Chevrolet's subcompact Trax crossover is being refreshed after only about a year and a half in the US, as the company is quick to remind anyone who'll listen. But it's not like General Motors decided to accelerate the car's development. In reality, the Trax has been on sale in other parts of the world since 2013, so the interval isn't out of the ordinary.
As far as mid-cycle refreshes go, the 2017 Trax update is on the mild side. Its front and rear fascia are all new, evoking the same style as other recently tweaked models such as the Malibu and Cruze. The whole thing looks more contemporary, if only because the previous set of headlights looked very 2010.
The Trax's 1.4-liter turbocharged four-cylinder engine puts out just 138 horsepower, but it feels far peppier than the more powerful 1.4-liter in the Cruze. This ute is quick to spring to action, with its conventional six-speed automatic staying largely in the background, although its shifts can feel a little slow at times.

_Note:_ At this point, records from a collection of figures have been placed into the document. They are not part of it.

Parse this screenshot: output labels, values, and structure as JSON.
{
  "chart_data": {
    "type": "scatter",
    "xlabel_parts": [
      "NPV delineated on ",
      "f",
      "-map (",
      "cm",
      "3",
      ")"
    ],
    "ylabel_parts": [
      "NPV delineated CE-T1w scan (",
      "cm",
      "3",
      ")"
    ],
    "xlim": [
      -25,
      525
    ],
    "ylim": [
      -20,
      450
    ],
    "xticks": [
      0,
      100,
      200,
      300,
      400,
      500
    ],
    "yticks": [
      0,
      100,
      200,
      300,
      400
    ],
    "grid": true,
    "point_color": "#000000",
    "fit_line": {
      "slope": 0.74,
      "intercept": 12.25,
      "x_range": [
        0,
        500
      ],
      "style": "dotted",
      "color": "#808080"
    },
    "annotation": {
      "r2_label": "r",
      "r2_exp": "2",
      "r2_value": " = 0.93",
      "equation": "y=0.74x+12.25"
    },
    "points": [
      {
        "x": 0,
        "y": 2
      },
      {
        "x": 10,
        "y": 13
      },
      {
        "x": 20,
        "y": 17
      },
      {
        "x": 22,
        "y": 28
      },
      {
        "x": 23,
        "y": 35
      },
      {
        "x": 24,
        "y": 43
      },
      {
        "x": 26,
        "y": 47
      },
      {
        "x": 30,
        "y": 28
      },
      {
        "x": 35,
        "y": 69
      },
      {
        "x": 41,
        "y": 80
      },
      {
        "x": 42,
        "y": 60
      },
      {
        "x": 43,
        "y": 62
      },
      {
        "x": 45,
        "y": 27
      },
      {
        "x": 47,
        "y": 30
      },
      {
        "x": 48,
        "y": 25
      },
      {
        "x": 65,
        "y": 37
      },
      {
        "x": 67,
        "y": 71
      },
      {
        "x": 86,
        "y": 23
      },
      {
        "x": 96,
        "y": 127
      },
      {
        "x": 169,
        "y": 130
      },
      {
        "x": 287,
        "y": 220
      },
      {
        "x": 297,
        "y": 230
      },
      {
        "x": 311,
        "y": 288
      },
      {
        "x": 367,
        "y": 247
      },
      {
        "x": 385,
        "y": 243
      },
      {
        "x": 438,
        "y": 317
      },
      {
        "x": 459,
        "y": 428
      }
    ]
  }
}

Based on my limited test drive composed largely of highway and city driving in Chicago, I think it would be easy to top the front-wheel-drive Trax's EPA estimates of 33-mpg highway (FWD city fuel economy sits at 25 mpg). Sadly, I didn't get any time in the all-wheel-drive model, although it would be hard to notice anything other than additional weight on my entirely urban, entirely fair-weather drive route. In either case, EPA fuel-economy estimates still trail behind key competitors such as the Honda HR-V (28/35) and Mazda CX-3 (29/34).
The car's suspension tuning is on the compliant side and soaks up bumps nicely, although a fair bit of noise does make its way to the interior. Ride quality is largely dependent on the trim level, though.
The new Premier trim features 18-inch alloy wheels and tires that contribute to additional road noise and a slightly stiffer, more car-like road feel. The mid-range LT, with its smaller wheels and thicker tire sidewalls, proves more comfortable over iffy roads.
The real meat and potatoes of the 2017 update lies inside. The dashboard looks way better, with soft-touch materials flanking the latest iteration of Chevrolet's MyLink touchscreen infotainment system. Sure, the majority of the interior is still hard plastic, and I don't think that piano-black trim is premium so much as it is a fingerprint magnet, but with a starting price just over $20,000, buyers will both notice and enjoy the improvements. Cabin furnishings are perhaps the single biggest area where the outgoing Trax lagged the competition, so these numerous small changes add up to a big deal.
MyLink feels snappier, too, but the Trax's pre-refresh infotainment system was not at all good, so this is a low bar to vault. Chevrolet's optional 4G LTE modem and Wi-Fi hotspot make for a welcome addition, as such systems always seem to get better reception than my phone. Apple CarPlay and Android Auto are both present and both work just as well as they do in any other car.
Because the drivers in downtown Chicago are largely horrible, I can confirm that Trax's forward-collision warning system works as intended, although it might be a bit overactive. Blind-zone monitoring is also new for 2017, and it's a welcome addition, because the Trax's massive C-pillar can leave drivers with a pretty large blind spot. This was a problem on the pre-refresh model, as well.
Overall, the 2017 Trax comes across as very similar to the old one. It's largely inoffensive on the road depending on the trim level purchased, and that sentiment extends to both its driving dynamics and aesthetics. The much-needed technological updates inside should keep the Trax closer to the front of buyers' brains as the subcompact crossover segment continues to grow. For the crossover-lusting urbanites Chevrolet envisions buying the Trax, I think it hits all the right points, even if it's a bit of a snoozefest.